虞欢不答反问,“你自尽的时候,怎麽没想过她以后要怎麽办?”
她的目光落在那封血书上,并没有拿起来看。
虞娑罗满眼颓然,“我早就知道会有这麽一天,虞晃容不下我,你也不会容下我,我既不想做傀儡,总要赌上些东西。但她……还有我们的孩子,都是无辜的,我不想她再被我连累,我求你……我求殿下,给他们一条生路。”
“你想见见她吗?”虞欢忽然问。
虞娑罗猛地擡头,眼中神色挣扎数番,摇头,“不,我不想见她。”
但内室忽然多出一道女声,“可是,她想见你。”
虞娑罗瞳孔猛地一缩,“这里危险!你别进来!”
虞欢则直接走出去,在经过张拂身边时,轻声道,“天亮之前,你们都还有时间。”
她走出去的时候,外面又下起雨,沈岭等在门口,见她出来,立即上前,道,“只留他们两个在里面,真的没事吗?”
虞欢没有回答,而是示意他向外看,“你看这场雨。”
沈岭的目光顺着她的话移过去。
春雨淅淅沥沥,绵绵不绝,天边时不时滚过雷声,但若是走在这样的雨幕里,并不会觉得雨水有多砸人。
“这场雨过后,天气更暖,田里的庄稼也会长得更好,等到秋日,庄稼丰收,今年也一定会是个丰年。”
沈岭仿佛看到秋天地里的一片金黄,“我想也是。”
“走吧。”虞欢迈步走入雨幕。
沈岭接过云青递来的伞,打开撑在她头顶,“我们去哪儿?”
“文德殿。”
……
太阳照常升起,三百声街鼓敲响,从前向后迢递。
雨过天晴,日头经过一场春雨的洗礼,愈发明亮,夺目。
今日的早朝和以往没什麽两样,朝臣相互寒暄着走入宫门,来到文德殿前,等待殿门开啓,早朝开始。

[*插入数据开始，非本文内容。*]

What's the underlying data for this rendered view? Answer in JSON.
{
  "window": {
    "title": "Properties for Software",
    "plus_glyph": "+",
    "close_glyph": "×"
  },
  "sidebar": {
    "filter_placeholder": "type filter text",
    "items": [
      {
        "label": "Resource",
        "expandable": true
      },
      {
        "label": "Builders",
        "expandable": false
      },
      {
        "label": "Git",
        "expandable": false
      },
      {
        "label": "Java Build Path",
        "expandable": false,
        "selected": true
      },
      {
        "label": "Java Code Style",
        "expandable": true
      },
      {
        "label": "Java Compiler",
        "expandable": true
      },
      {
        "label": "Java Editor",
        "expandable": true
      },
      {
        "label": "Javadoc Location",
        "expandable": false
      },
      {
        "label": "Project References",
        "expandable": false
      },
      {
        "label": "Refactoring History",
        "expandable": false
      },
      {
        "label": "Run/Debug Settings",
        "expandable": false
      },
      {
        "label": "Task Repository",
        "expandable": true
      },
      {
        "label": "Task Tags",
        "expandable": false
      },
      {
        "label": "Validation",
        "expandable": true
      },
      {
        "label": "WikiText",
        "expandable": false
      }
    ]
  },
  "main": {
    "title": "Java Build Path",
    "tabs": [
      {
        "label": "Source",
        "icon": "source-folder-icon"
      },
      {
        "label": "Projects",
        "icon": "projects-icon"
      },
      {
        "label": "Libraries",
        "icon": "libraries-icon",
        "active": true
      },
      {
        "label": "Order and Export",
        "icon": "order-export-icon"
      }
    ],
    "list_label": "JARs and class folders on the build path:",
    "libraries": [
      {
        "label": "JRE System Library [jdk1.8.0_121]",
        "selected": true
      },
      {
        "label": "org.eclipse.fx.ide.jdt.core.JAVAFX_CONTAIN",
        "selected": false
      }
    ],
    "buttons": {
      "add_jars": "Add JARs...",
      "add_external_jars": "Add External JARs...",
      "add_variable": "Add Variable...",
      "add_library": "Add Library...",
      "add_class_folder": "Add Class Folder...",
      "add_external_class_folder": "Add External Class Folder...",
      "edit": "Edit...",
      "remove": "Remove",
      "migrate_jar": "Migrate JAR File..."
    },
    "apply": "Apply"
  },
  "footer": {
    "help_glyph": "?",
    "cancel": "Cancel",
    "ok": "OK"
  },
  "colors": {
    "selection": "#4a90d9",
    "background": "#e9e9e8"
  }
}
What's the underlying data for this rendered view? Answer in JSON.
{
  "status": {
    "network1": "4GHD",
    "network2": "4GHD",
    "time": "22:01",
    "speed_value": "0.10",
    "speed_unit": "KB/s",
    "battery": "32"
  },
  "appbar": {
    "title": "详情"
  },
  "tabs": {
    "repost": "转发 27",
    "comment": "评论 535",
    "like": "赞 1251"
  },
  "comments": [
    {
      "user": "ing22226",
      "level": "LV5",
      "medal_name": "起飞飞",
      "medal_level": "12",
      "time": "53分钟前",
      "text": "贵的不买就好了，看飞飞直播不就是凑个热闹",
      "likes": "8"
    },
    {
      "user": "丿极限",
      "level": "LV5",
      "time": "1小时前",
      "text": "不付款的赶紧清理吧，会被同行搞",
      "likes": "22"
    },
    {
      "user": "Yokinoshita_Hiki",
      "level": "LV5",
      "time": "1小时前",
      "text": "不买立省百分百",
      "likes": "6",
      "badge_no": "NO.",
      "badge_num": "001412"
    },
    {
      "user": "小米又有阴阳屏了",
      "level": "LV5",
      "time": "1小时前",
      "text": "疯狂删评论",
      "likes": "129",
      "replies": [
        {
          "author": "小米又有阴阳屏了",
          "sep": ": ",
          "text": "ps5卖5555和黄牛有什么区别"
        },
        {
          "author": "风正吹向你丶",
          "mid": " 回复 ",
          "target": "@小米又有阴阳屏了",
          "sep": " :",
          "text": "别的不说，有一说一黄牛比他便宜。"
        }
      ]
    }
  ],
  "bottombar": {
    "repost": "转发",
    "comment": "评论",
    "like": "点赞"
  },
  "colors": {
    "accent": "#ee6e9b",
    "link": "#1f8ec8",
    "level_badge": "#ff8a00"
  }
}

然而在进入文德殿后,唱喏声结束,那个本应该坐在龙椅上的皇帝,今日却反常的站在龙椅下首。
“陛下……这是何意?”颍述最先问出。
其他人也纷纷询问,并恳请虞娑罗坐回龙椅,他们还有事要奏。
虞娑罗站在龙椅旁边,看着阶下衆臣,忽地想到自己刚刚被推到这个皇位上时,第一次上早朝的情形。

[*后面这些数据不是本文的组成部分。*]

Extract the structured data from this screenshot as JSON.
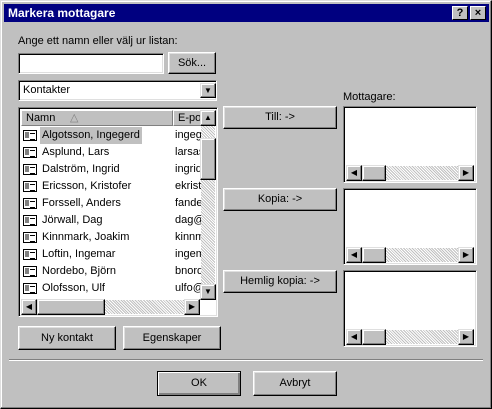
{
  "window": {
    "title": "Markera mottagare",
    "help_glyph": "?",
    "close_glyph": "×"
  },
  "search": {
    "prompt": "Ange ett namn eller välj ur listan:",
    "value": "",
    "button": "Sök..."
  },
  "source": {
    "selected": "Kontakter"
  },
  "list": {
    "columns": [
      "Namn",
      "E-post"
    ],
    "rows": [
      {
        "name": "Algotsson, Ingegerd",
        "email": "ingegerd"
      },
      {
        "name": "Asplund, Lars",
        "email": "larsasp"
      },
      {
        "name": "Dalström, Ingrid",
        "email": "ingrid"
      },
      {
        "name": "Ericsson, Kristofer",
        "email": "ekristo"
      },
      {
        "name": "Forssell, Anders",
        "email": "fanders"
      },
      {
        "name": "Jörwall, Dag",
        "email": "dag@"
      },
      {
        "name": "Kinnmark, Joakim",
        "email": "kinnm"
      },
      {
        "name": "Loftin, Ingemar",
        "email": "ingem"
      },
      {
        "name": "Nordebo, Björn",
        "email": "bnorde"
      },
      {
        "name": "Olofsson, Ulf",
        "email": "ulfo@"
      }
    ]
  },
  "buttons": {
    "to": "Till: ->",
    "cc": "Kopia: ->",
    "bcc": "Hemlig kopia: ->",
    "new_contact": "Ny kontakt",
    "properties": "Egenskaper",
    "ok": "OK",
    "cancel": "Avbryt"
  },
  "recipients": {
    "label": "Mottagare:"
  },
  "icons": {
    "contact": "contact-card-icon",
    "sort": "sort-ascending-icon",
    "dropdown": "chevron-down-icon"
  }
}
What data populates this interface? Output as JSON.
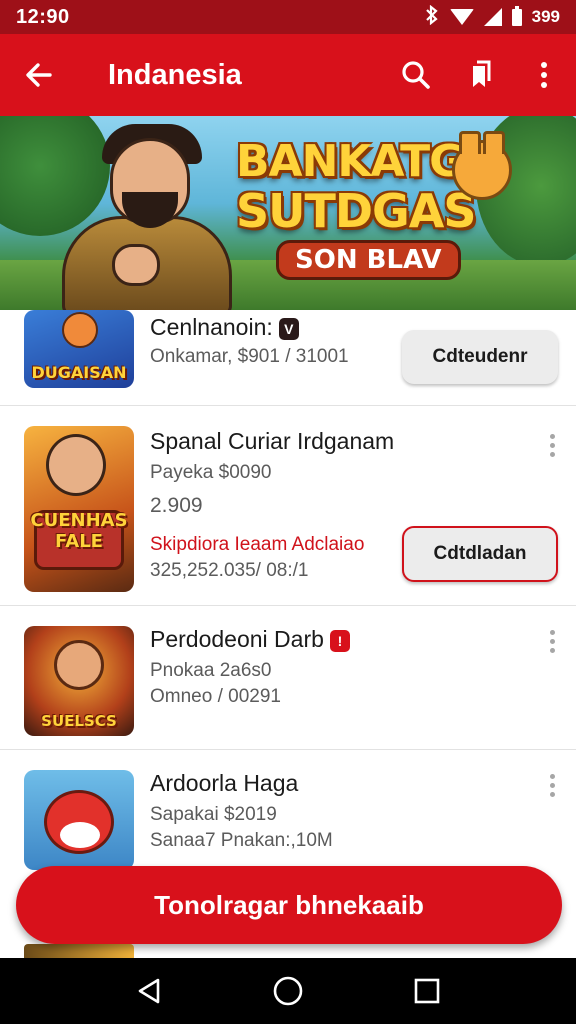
{
  "status_bar": {
    "time": "12:90",
    "icons": [
      "bluetooth-icon",
      "wifi-icon",
      "signal-icon",
      "battery-icon"
    ],
    "battery_text": "399"
  },
  "app_bar": {
    "title": "Indanesia",
    "actions": [
      "search-icon",
      "bookmark-icon",
      "more-vert-icon"
    ]
  },
  "banner": {
    "title_line1": "BANKATG",
    "title_line2": "SUTDGAS",
    "subtitle": "SON BLAV"
  },
  "list": [
    {
      "thumb_label": "DUGAISAN",
      "name": "Cenlnanoin:",
      "name_badge": "V",
      "line1": "Onkamar, $901 / 31001",
      "button": "Cdteudenr"
    },
    {
      "thumb_label": "CUENHAS FALE",
      "name": "Spanal Curiar Irdganam",
      "line1": "Payeka $0090",
      "line2": "2.909",
      "red_line": "Skipdiora Ieaam Adclaiao",
      "line3": "325,252.035/ 08:/1",
      "button": "Cdtdladan"
    },
    {
      "thumb_label": "SUELSCS",
      "name": "Perdodeoni Darb",
      "name_badge": "!",
      "line1": "Pnokaa 2a6s0",
      "line2": "Omneo / 00291"
    },
    {
      "thumb_label": "",
      "name": "Ardoorla Haga",
      "line1": "Sapakai $2019",
      "line2": "Sanaa7 Pnakan:,10M"
    }
  ],
  "cta": {
    "label": "Tonolragar bhnekaaib"
  },
  "nav_bar": [
    "back-icon",
    "home-icon",
    "recents-icon"
  ],
  "colors": {
    "primary": "#d8111b",
    "status_bar": "#9e1018",
    "accent": "#f6c52c",
    "nav_bar": "#000000"
  }
}
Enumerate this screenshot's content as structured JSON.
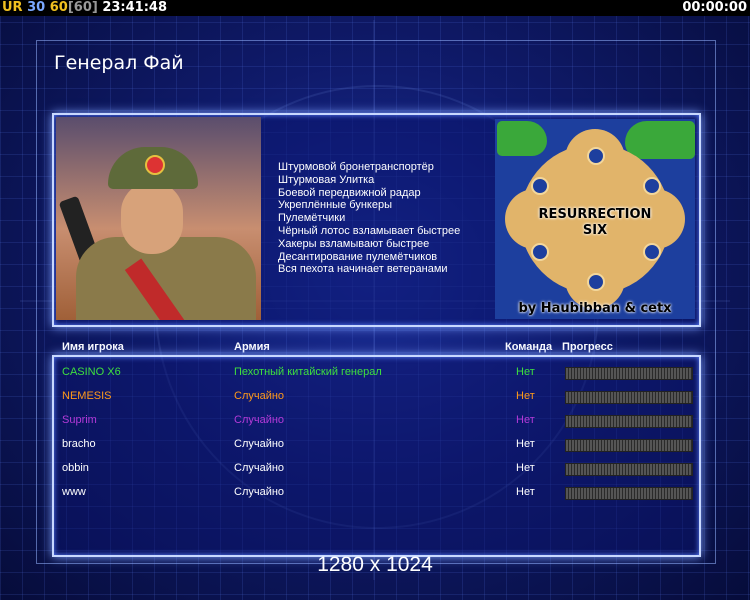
{
  "topbar": {
    "ur": "UR",
    "fps_a": "30",
    "fps_b": "60",
    "fps_c": "[60]",
    "clock": "23:41:48",
    "timer": "00:00:00"
  },
  "title": "Генерал Фай",
  "features": [
    "Штурмовой бронетранспортёр",
    "Штурмовая Улитка",
    "Боевой передвижной радар",
    "Укреплённые бункеры",
    "Пулемётчики",
    "Чёрный лотос взламывает быстрее",
    "Хакеры взламывают быстрее",
    "Десантирование пулемётчиков",
    "Вся пехота начинает ветеранами"
  ],
  "map": {
    "title_line1": "RESURRECTION",
    "title_line2": "SIX",
    "credit": "by Haubibban & cetx"
  },
  "headers": {
    "player": "Имя игрока",
    "army": "Армия",
    "team": "Команда",
    "progress": "Прогресс"
  },
  "players": [
    {
      "name": "CASINO X6",
      "army": "Пехотный китайский генерал",
      "team": "Нет",
      "color": "#3ee03e"
    },
    {
      "name": "NEMESIS",
      "army": "Случайно",
      "team": "Нет",
      "color": "#ff9a1a"
    },
    {
      "name": "Suprim",
      "army": "Случайно",
      "team": "Нет",
      "color": "#b43ad8"
    },
    {
      "name": "bracho",
      "army": "Случайно",
      "team": "Нет",
      "color": "#ffffff"
    },
    {
      "name": "obbin",
      "army": "Случайно",
      "team": "Нет",
      "color": "#ffffff"
    },
    {
      "name": "www",
      "army": "Случайно",
      "team": "Нет",
      "color": "#ffffff"
    }
  ],
  "resolution": "1280 x 1024"
}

他身穿龙袍,因着是临时赶制,很多地方都不合身,穿在身上有一种别扭的畏缩感,但他不敢提,只能局促的坐在那里,看一旁的虞晃发号施令,再在末了做出决定的时候,示意他点个头。
一晃这麽多年过去,那个噩梦一样的人早就消失了,可留给他的阴影,仍然时刻存在,然后转换成另一个人的影子——琅琊公主——监国公主,虞欢。
她看似尊他为帝,却又坦然的分走他的权力。
她是悬在他头顶的刀,是没有落地的另一只靴子。
他闭了闭眼,“……朕,有话要说。”
罪己诏和退位诏由他亲口念出,字字真心,句句泣血,群臣听后无不惊愕,但虞娑罗却越念越轻松。
他想起昨夜的最后,虞欢递给他一杯酒,那时候他以为是鸩酒。
而后听她说,“我允许你继续坐这龙椅,看万民拜你为君;但我不会允许你,得意忘形,尤其是,在我面前。”
那时候他才忽然惊觉,这位流落在外韬光养晦的琅琊公主,从来就不会甘心屈居人下。
从她回到洛阳的那天,他就注定会成为她的阶下囚。
可叹他妄想凭一个宗室的身份,就压她一头,以为她一个女子,再如何勤勉,也逃不过洗手作羹汤的归宿。
他真是……大错特错啊!
“……故此,禅位于琅琊公主。”
最后一句话说完,虞娑罗松了一口气,心里的巨石也似乎在这一瞬间消散。